The average 20- to 30-year-old with at least some college education makes $2,350 a month, $750 more than those with only a high school education. Even using the average, the increased earnings associated with getting an education is double the loan payment. This is an indication that even by taking on the student debt burden, getting some sort of postsecondary education is a worthwhile investment (Elvery, 2016).
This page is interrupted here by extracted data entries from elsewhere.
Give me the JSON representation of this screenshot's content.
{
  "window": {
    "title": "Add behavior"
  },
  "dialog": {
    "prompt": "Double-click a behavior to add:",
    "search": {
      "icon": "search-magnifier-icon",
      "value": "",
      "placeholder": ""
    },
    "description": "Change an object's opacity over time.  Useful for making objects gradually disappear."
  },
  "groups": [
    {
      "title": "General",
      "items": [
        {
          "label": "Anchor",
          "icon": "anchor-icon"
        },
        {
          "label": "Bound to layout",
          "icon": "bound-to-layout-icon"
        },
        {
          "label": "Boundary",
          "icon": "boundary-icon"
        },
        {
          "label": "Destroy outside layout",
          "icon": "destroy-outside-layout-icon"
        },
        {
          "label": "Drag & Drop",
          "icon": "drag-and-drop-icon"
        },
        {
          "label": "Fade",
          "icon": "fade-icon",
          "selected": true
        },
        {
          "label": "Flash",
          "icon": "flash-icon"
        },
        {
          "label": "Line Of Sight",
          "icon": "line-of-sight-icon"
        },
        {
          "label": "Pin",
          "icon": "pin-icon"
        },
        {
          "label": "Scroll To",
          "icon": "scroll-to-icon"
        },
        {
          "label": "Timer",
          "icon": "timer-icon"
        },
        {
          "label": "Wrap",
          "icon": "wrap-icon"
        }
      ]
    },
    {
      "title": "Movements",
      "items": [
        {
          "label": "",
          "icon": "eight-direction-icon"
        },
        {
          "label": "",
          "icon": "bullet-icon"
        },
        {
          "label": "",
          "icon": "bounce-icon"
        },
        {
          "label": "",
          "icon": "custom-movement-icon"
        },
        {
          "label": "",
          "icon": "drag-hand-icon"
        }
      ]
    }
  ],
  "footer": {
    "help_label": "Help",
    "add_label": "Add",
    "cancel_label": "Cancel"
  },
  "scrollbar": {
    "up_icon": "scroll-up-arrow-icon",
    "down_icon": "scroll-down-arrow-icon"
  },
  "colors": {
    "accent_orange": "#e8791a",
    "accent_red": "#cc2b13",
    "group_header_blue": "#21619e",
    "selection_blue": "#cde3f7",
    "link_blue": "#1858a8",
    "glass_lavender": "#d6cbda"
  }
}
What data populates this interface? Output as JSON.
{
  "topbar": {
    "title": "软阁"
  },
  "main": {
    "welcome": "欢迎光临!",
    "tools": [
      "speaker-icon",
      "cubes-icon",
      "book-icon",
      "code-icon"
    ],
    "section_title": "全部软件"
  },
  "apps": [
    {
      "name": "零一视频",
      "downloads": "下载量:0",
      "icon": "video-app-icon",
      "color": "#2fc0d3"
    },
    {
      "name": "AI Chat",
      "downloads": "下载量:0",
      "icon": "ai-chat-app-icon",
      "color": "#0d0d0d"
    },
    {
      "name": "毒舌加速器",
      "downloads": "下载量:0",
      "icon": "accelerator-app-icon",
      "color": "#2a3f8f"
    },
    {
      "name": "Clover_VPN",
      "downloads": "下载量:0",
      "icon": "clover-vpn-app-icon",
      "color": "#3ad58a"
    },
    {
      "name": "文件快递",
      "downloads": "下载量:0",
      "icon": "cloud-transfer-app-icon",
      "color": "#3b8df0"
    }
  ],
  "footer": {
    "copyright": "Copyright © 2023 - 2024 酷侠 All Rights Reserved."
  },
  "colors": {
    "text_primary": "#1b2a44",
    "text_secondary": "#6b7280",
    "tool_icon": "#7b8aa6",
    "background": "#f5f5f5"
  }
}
As student loan balances have increased, it may be possible to draw some similarities between the growth of mortgage debt before the 2008 crisis. The author points out some important differences. Student loans can be adjusted to correspond to income levels. Borrowers can apply to pay a fixed amount based on their income, then after a set number of years, usually 25, the debt is forgiven. Student loan payments can also be suspended without penalty, such as during periods of unemployment or if the borrower wants to return to school. The biggest downside for student loans, however, is their inability to be discharged through bankruptcy.
Although total student balances are increasing to unprecedented levels, most people have fairly reasonable payments every month. This fact is more evidence that it still a good financial decision to acquire further schooling after high school. There are still some risk factors. Some graduates have a high monthly payment, and any payment is high if the person is unemployed. Borrowers who are most delinquent often have less than $9,000 in loans, indicating they did not finish school (Mitchell, 2016).
When looking at all the information, there is little indication that we need to jump to crisis mode just yet. Nevertheless, the rate of increasing college tuition is unsustainable. Many social and political problems are created with increased tuition and student loans. As prospective students look to attend college, it is increasingly important to look at it from a financial perspective.
Elvery, J. (2016). s There a Student Loan Crisis? Not in Payments. Cleveland: Federal Reserve Bank of Cleveland.
Mitchell, J. (2016, May 24). How Much are Young Americans Paying a Month on Student Debt? Less than You Think. The Wall Street Journal.
Swidey, N. (2016, May 18). The college debt crisis is even worse than you think. The Boston Globe.